Boeing’s SMA technology uses public-key infrastructure (PKI) certificates along with Host Identity Protocol (HIP) – an experimental IETF RFC that acts like the IPsec, but has skinnier packets that take up less bandwidth, according to Paine. The HIP authentication involves a four-way client/controller handshake, in which PKI keys are exchanged and a “cookie puzzle” – an encrypted problem – is presented to the client software, which must be solved using data in the security keys.

“It’s totally secure in the setup,” Paine says. “By the time you finish this four-way handshake, you’ve validated the cookie puzzle, you’ve generated key material and solved this IPsec security association.
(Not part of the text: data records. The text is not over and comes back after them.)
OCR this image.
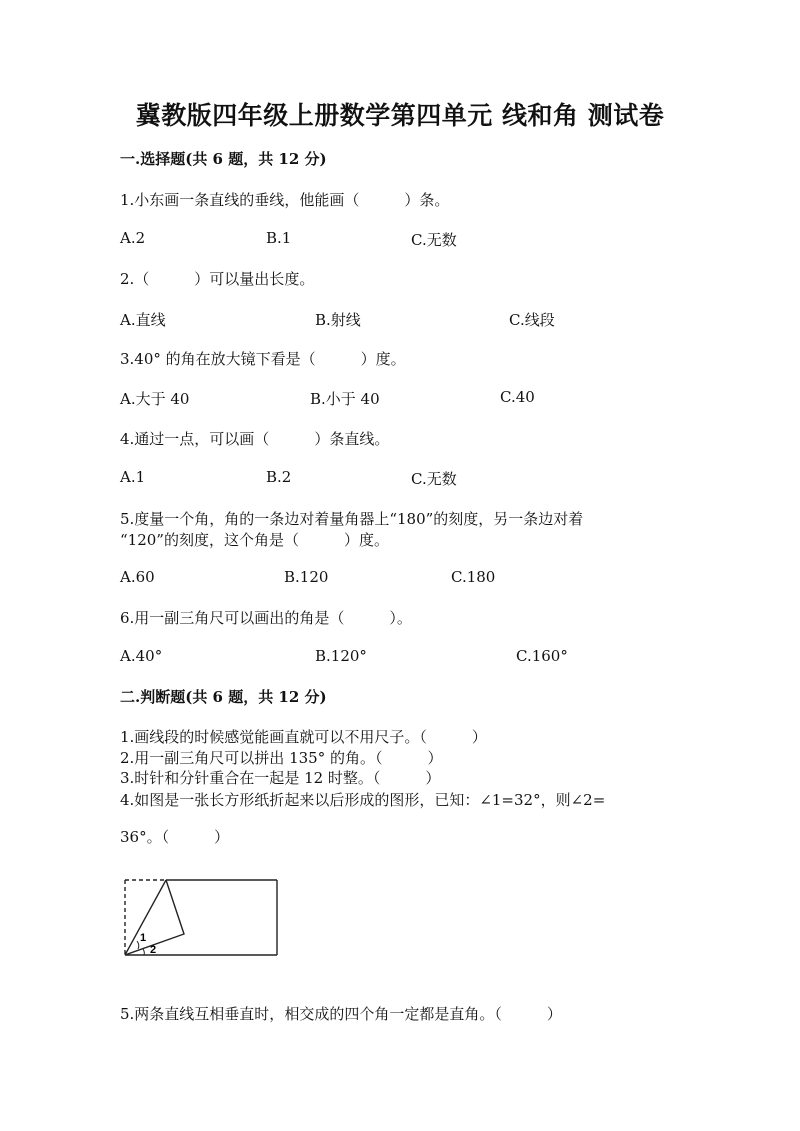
冀教版四年级上册数学第四单元 线和角 测试卷
一.选择题(共 6 题，共 12 分)
1.小东画一条直线的垂线，他能画（　　　）条。
A.2	B.1	C.无数
2.（　　　）可以量出长度。
A.直线	B.射线	C.线段
3.40° 的角在放大镜下看是（　　　）度。
A.大于 40	B.小于 40	C.40
4.通过一点，可以画（　　　）条直线。
A.1	B.2	C.无数
5.度量一个角，角的一条边对着量角器上“180”的刻度，另一条边对着
“120”的刻度，这个角是（　　　）度。
A.60	B.120	C.180
6.用一副三角尺可以画出的角是（　　　）。
A.40°	B.120°	C.160°
二.判断题(共 6 题，共 12 分)
1.画线段的时候感觉能画直就可以不用尺子。（　　　）
2.用一副三角尺可以拼出 135° 的角。（　　　）
3.时针和分针重合在一起是 12 时整。（　　　）
4.如图是一张长方形纸折起来以后形成的图形，已知：∠1=32°，则∠2=
36°。（　　　）
1
2
5.两条直线互相垂直时，相交成的四个角一定都是直角。（　　　）
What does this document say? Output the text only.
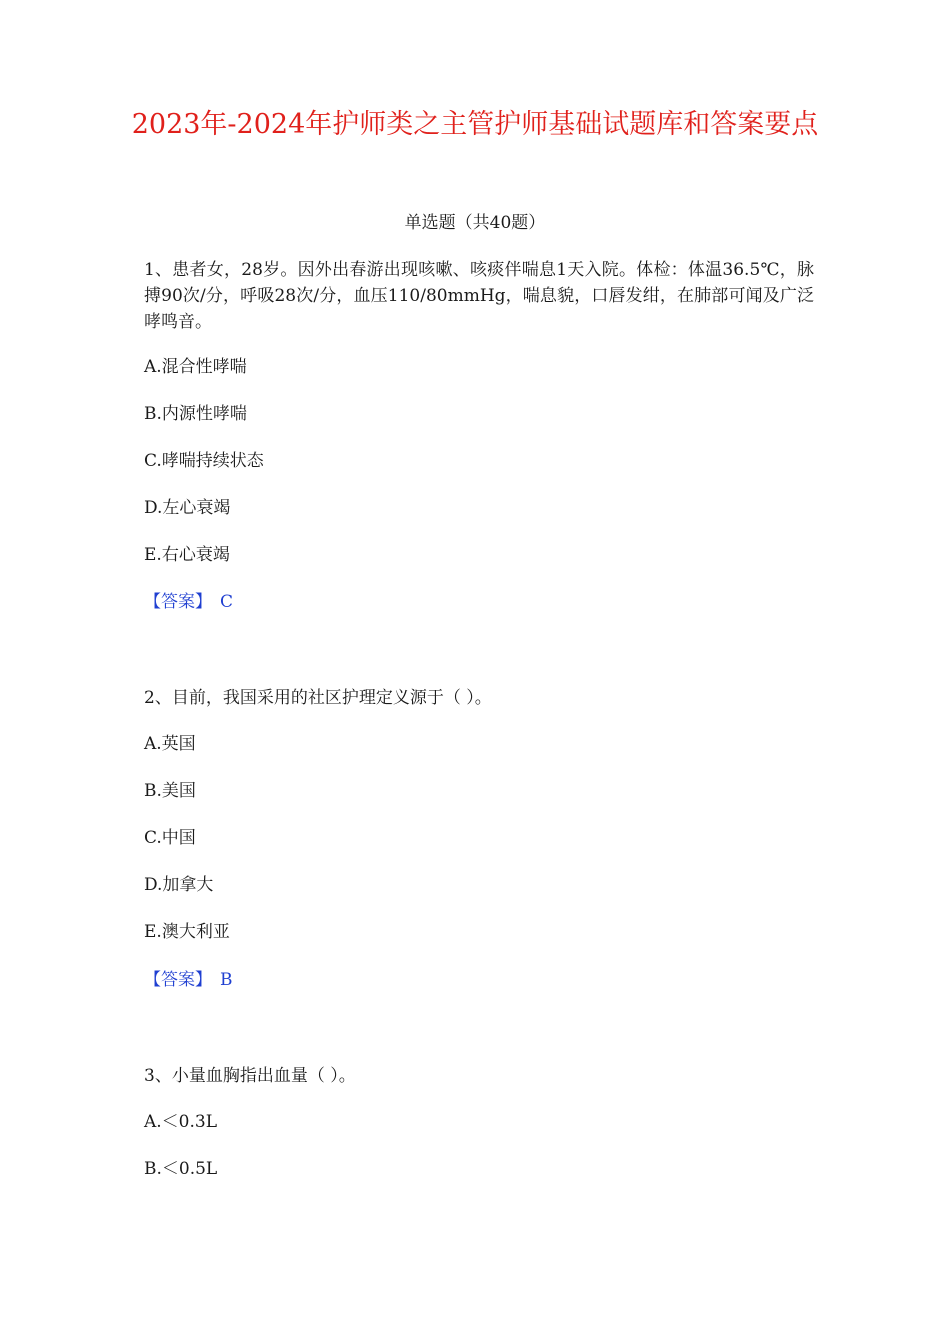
2023年-2024年护师类之主管护师基础试题库和答案要点
单选题（共40题）

1、患者女，28岁。因外出春游出现咳嗽、咳痰伴喘息1天入院。体检：体温36.5℃，脉搏90次/分，呼吸28次/分，血压110/80mmHg，喘息貌，口唇发绀，在肺部可闻及广泛哮鸣音。

A.混合性哮喘

B.内源性哮喘

C.哮喘持续状态

D.左心衰竭

E.右心衰竭

【答案】 C

2、目前，我国采用的社区护理定义源于（ ）。

A.英国

B.美国

C.中国

D.加拿大

E.澳大利亚

【答案】 B

3、小量血胸指出血量（ ）。

A.＜0.3L

B.＜0.5L
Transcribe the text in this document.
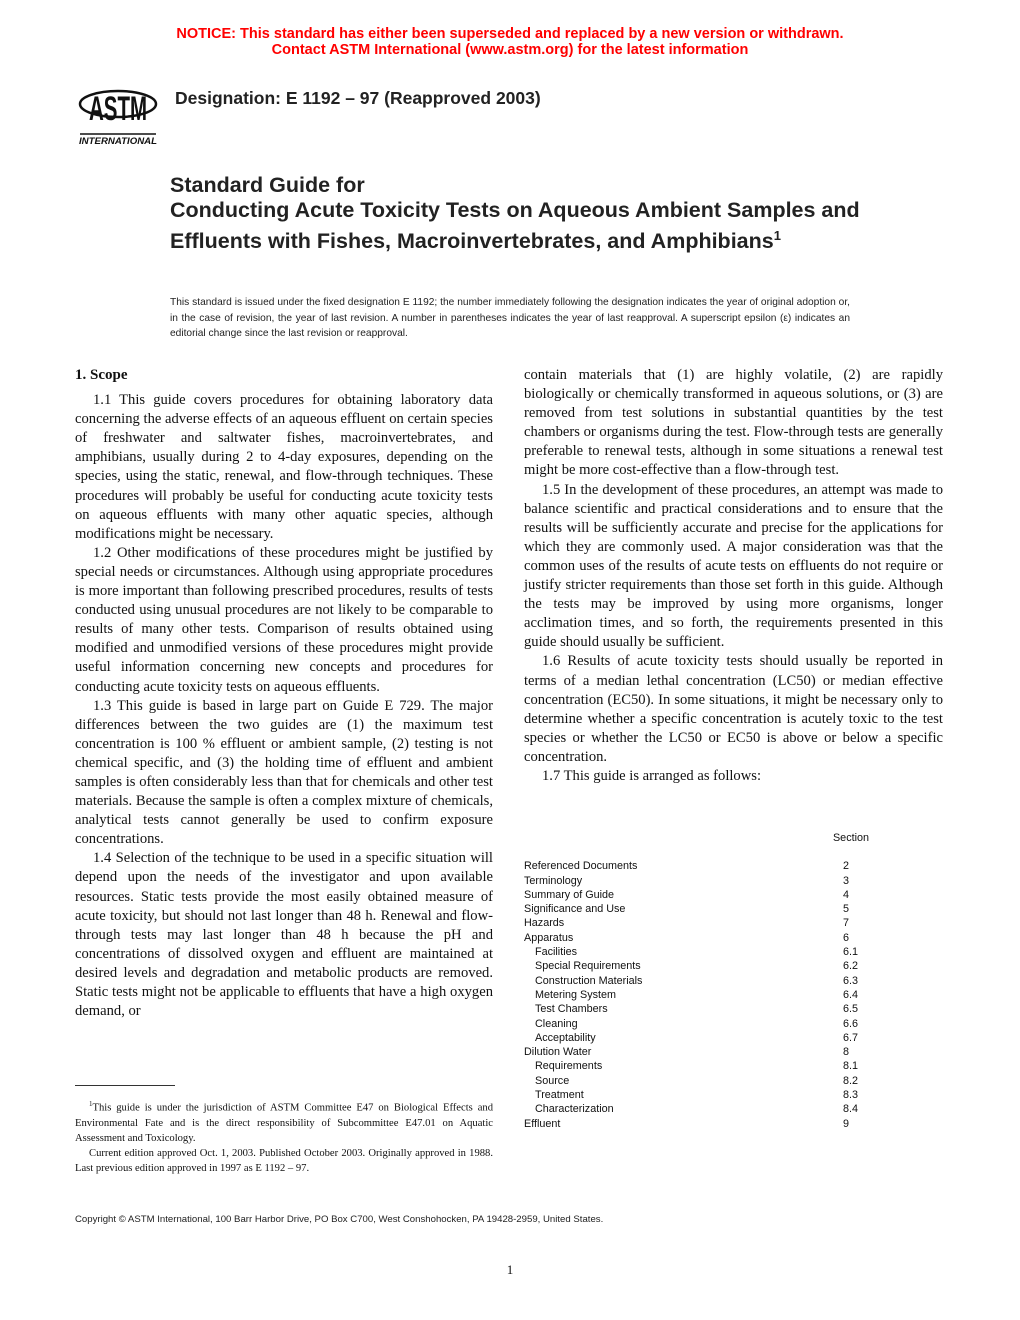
NOTICE: This standard has either been superseded and replaced by a new version or withdrawn.
Contact ASTM International (www.astm.org) for the latest information
ASTM
INTERNATIONAL
Designation: E 1192 – 97 (Reapproved 2003)
Standard Guide for
Conducting Acute Toxicity Tests on Aqueous Ambient Samples and Effluents with Fishes, Macroinvertebrates, and Amphibians$^1$
This standard is issued under the fixed designation E 1192; the number immediately following the designation indicates the year of original adoption or, in the case of revision, the year of last revision. A number in parentheses indicates the year of last reapproval. A superscript epsilon (ε) indicates an editorial change since the last revision or reapproval.

1. Scope

1.1 This guide covers procedures for obtaining laboratory data concerning the adverse effects of an aqueous effluent on certain species of freshwater and saltwater fishes, macroinvertebrates, and amphibians, usually during 2 to 4-day exposures, depending on the species, using the static, renewal, and flow-through techniques. These procedures will probably be useful for conducting acute toxicity tests on aqueous effluents with many other aquatic species, although modifications might be necessary.

1.2 Other modifications of these procedures might be justified by special needs or circumstances. Although using appropriate procedures is more important than following prescribed procedures, results of tests conducted using unusual procedures are not likely to be comparable to results of many other tests. Comparison of results obtained using modified and unmodified versions of these procedures might provide useful information concerning new concepts and procedures for conducting acute toxicity tests on aqueous effluents.

1.3 This guide is based in large part on Guide E 729. The major differences between the two guides are (1) the maximum test concentration is 100 % effluent or ambient sample, (2) testing is not chemical specific, and (3) the holding time of effluent and ambient samples is often considerably less than that for chemicals and other test materials. Because the sample is often a complex mixture of chemicals, analytical tests cannot generally be used to confirm exposure concentrations.

1.4 Selection of the technique to be used in a specific situation will depend upon the needs of the investigator and upon available resources. Static tests provide the most easily obtained measure of acute toxicity, but should not last longer than 48 h. Renewal and flow-through tests may last longer than 48 h because the pH and concentrations of dissolved oxygen and effluent are maintained at desired levels and degradation and metabolic products are removed. Static tests might not be applicable to effluents that have a high oxygen demand, or

contain materials that (1) are highly volatile, (2) are rapidly biologically or chemically transformed in aqueous solutions, or (3) are removed from test solutions in substantial quantities by the test chambers or organisms during the test. Flow-through tests are generally preferable to renewal tests, although in some situations a renewal test might be more cost-effective than a flow-through test.

1.5 In the development of these procedures, an attempt was made to balance scientific and practical considerations and to ensure that the results will be sufficiently accurate and precise for the applications for which they are commonly used. A major consideration was that the common uses of the results of acute tests on effluents do not require or justify stricter requirements than those set forth in this guide. Although the tests may be improved by using more organisms, longer acclimation times, and so forth, the requirements presented in this guide should usually be sufficient.

1.6 Results of acute toxicity tests should usually be reported in terms of a median lethal concentration (LC50) or median effective concentration (EC50). In some situations, it might be necessary only to determine whether a specific concentration is acutely toxic to the test species or whether the LC50 or EC50 is above or below a specific concentration.

1.7 This guide is arranged as follows:

Section
Referenced Documents	2
Terminology	3
Summary of Guide	4
Significance and Use	5
Hazards	7
Apparatus	6
Facilities	6.1
Special Requirements	6.2
Construction Materials	6.3
Metering System	6.4
Test Chambers	6.5
Cleaning	6.6
Acceptability	6.7
Dilution Water	8
Requirements	8.1
Source	8.2
Treatment	8.3
Characterization	8.4
Effluent	9

$^1$This guide is under the jurisdiction of ASTM Committee E47 on Biological Effects and Environmental Fate and is the direct responsibility of Subcommittee E47.01 on Aquatic Assessment and Toxicology.

Current edition approved Oct. 1, 2003. Published October 2003. Originally approved in 1988. Last previous edition approved in 1997 as E 1192 – 97.

Copyright © ASTM International, 100 Barr Harbor Drive, PO Box C700, West Conshohocken, PA 19428-2959, United States.
1
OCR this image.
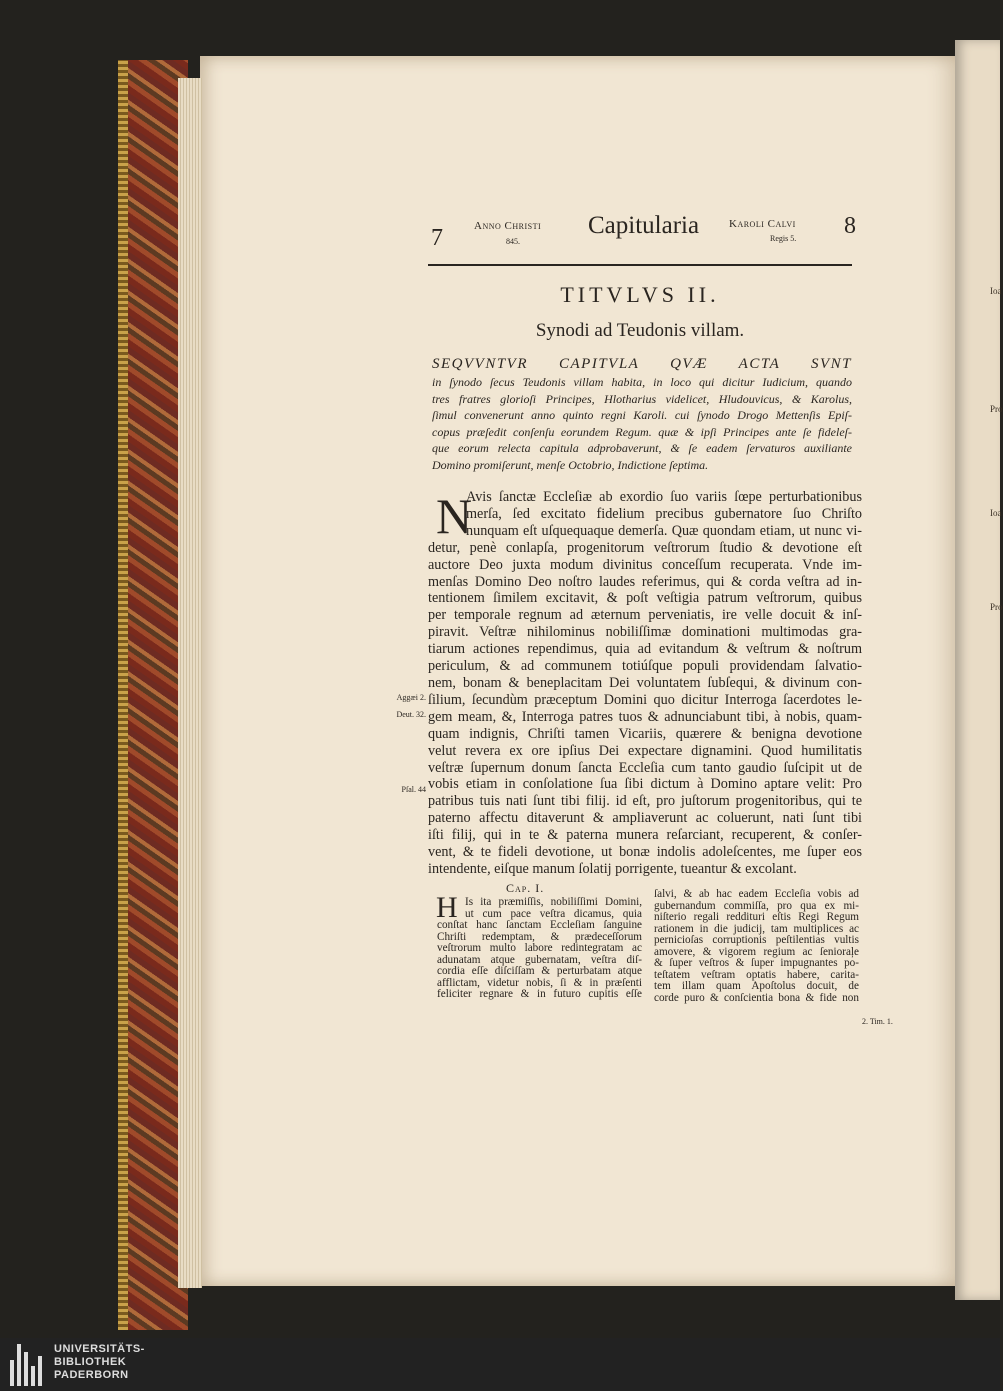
Ioa
Pro
Ioa
Pro
7	Anno Christi
845.
Capitularia	Karoli Calvi
Regis 5. 8
TITVLVS II.
Synodi ad Teudonis villam.
SEQVVNTVR CAPITVLA QVÆ ACTA SVNT
in ſynodo ſecus Teudonis villam habita, in loco qui dicitur Iudicium, quando
tres fratres glorioſi Principes, Hlotharius videlicet, Hludouvicus, & Karolus,
ſimul convenerunt anno quinto regni Karoli. cui ſynodo Drogo Mettenſis Epiſ-
copus præſedit conſenſu eorundem Regum. quæ & ipſi Principes ante ſe fideleſ-
que eorum relecta capitula adprobaverunt, & ſe eadem ſervaturos auxiliante
Domino promiſerunt, menſe Octobrio, Indictione ſeptima.
N
Avis ſanctæ Eccleſiæ ab exordio ſuo variis ſœpe perturbationibus
merſa, ſed excitato fidelium precibus gubernatore ſuo Chriſto
nunquam eſt uſquequaque demerſa. Quæ quondam etiam, ut nunc vi-
detur, penè conlapſa, progenitorum veſtrorum ſtudio & devotione eſt
auctore Deo juxta modum divinitus conceſſum recuperata. Vnde im-
menſas Domino Deo noſtro laudes referimus, qui & corda veſtra ad in-
tentionem ſimilem excitavit, & poſt veſtigia patrum veſtrorum, quibus
per temporale regnum ad æternum perveniatis, ire velle docuit & inſ-
piravit. Veſtræ nihilominus nobiliſſimæ dominationi multimodas gra-
tiarum actiones rependimus, quia ad evitandum & veſtrum & noſtrum
periculum, & ad communem totiúſque populi providendam ſalvatio-
nem, bonam & beneplacitam Dei voluntatem ſubſequi, & divinum con-
ſilium, ſecundùm præceptum Domini quo dicitur Interroga ſacerdotes le-
gem meam, &, Interroga patres tuos & adnunciabunt tibi, à nobis, quam-
quam indignis, Chriſti tamen Vicariis, quærere & benigna devotione
velut revera ex ore ipſius Dei expectare dignamini. Quod humilitatis
veſtræ ſupernum donum ſancta Eccleſia cum tanto gaudio ſuſcipit ut de
vobis etiam in conſolatione ſua ſibi dictum à Domino aptare velit: Pro
patribus tuis nati ſunt tibi filij. id eſt, pro juſtorum progenitoribus, qui te
paterno affectu ditaverunt & ampliaverunt ac coluerunt, nati ſunt tibi
iſti filij, qui in te & paterna munera reſarciant, recuperent, & conſer-
vent, & te fideli devotione, ut bonæ indolis adoleſcentes, me ſuper eos
intendente, eiſque manum ſolatij porrigente, tueantur & excolant.
Aggæi 2.
Deut. 32.
Pſal. 44
2. Tim. 1.
Cap. I.
H Is ita præmiſſis, nobiliſſimi Domini,
ut cum pace veſtra dicamus, quia
conſtat hanc ſanctam Eccleſiam ſanguine
Chriſti redemptam, & prædeceſſorum
veſtrorum multo labore redintegratam ac
adunatam atque gubernatam, veſtra diſ-
cordia eſſe diſciſſam & perturbatam atque
afflictam, videtur nobis, ſi & in præſenti
feliciter regnare & in futuro cupitis eſſe
ſalvi, & ab hac eadem Eccleſia vobis ad
gubernandum commiſſa, pro qua ex mi-
niſterio regali redditurі eſtis Regi Regum
rationem in die judicij, tam multiplices ac
pernicioſas corruptionis peſtilentias vultis
amovere, & vigorem regium ac ſenioraļe
& ſuper veſtros & ſuper impugnantes po-
teſtatem veſtram optatis habere, carita-
tem illam quam Apoſtolus docuit, de
corde puro & conſcientia bona & fide non
UNIVERSITÄTS-
BIBLIOTHEK
PADERBORN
From that point in, all the packets that go back and forth are IPsec … it can be wired and wireless.”

The directory aspect of SMA ties this HIP authentication and packet-marking technique to a Secure Lightweight Directory Access Protocol directory on the back end. The overall architecture will, in theory, allow Boeing to secure its network based on employee or machine identities, instead of IP addresses.

“There is no spoofing of IP or [media access control] addresses because the addresses are actually stored, and can be changed, in the background,” he says. This will also allow for better WLAN roaming. Moving between IPv4 and IPv6 networks will also be simplified, Paine says.

“The application doesn’t’ care because the security association is in the name space, not the address,” he says. “This has some very wide applicability; an ISP as large as MSN or AOL could implement this and reduce a lot of the security angst that’s evident on the Internet.”

According to Paine, the FAA requires that every step in the process of building an airplane is identified with the individual and the equipment used.

“A mechanic that does something on the airplane has to use his own identity stamp to certify that he or she did a particular job on the airplane,” Paine says. “All the tools used to build airplanes have to go through a certification process by the FAA. It’s really something.”

This is done so that in case there is a problem with the aircraft, or in the worst case scenario, a crash, the FAA inspectors can go back to where something might have been done wrong.

“Automating that and making it secure and mobile — that’s the problem,” Paine says. “Trying to figure out how to move the airplane along and keep it in the flow rate that we need to deliver an airplane on time is one of our big-time challenges.”

Workers assembling a plane enter their identity and passwords to the Boeing factory network, which provides the accountability as to who worked on what project at a certain time. This is an improvement over the past when paper records were used, but it can still be cumbersome, Paine says, since the mechanics are still mostly logging into wired PC on the LAN each time they do a job.

“One of the issues we run into in the factory is that wireless is not readily accepted by the hourly workers, because they get disconnected and then they have to use a VPN to get back in to the network; they just won’t do it, it’s a pain in the neck.”

Paine is hoping SMA will eventually allow workers to roam seamlessly over any WLAN segment on the factory floor without loosing login state. “SMA could alleviate that by allowing them to have a whole shift without having to re-enter their password all the time.”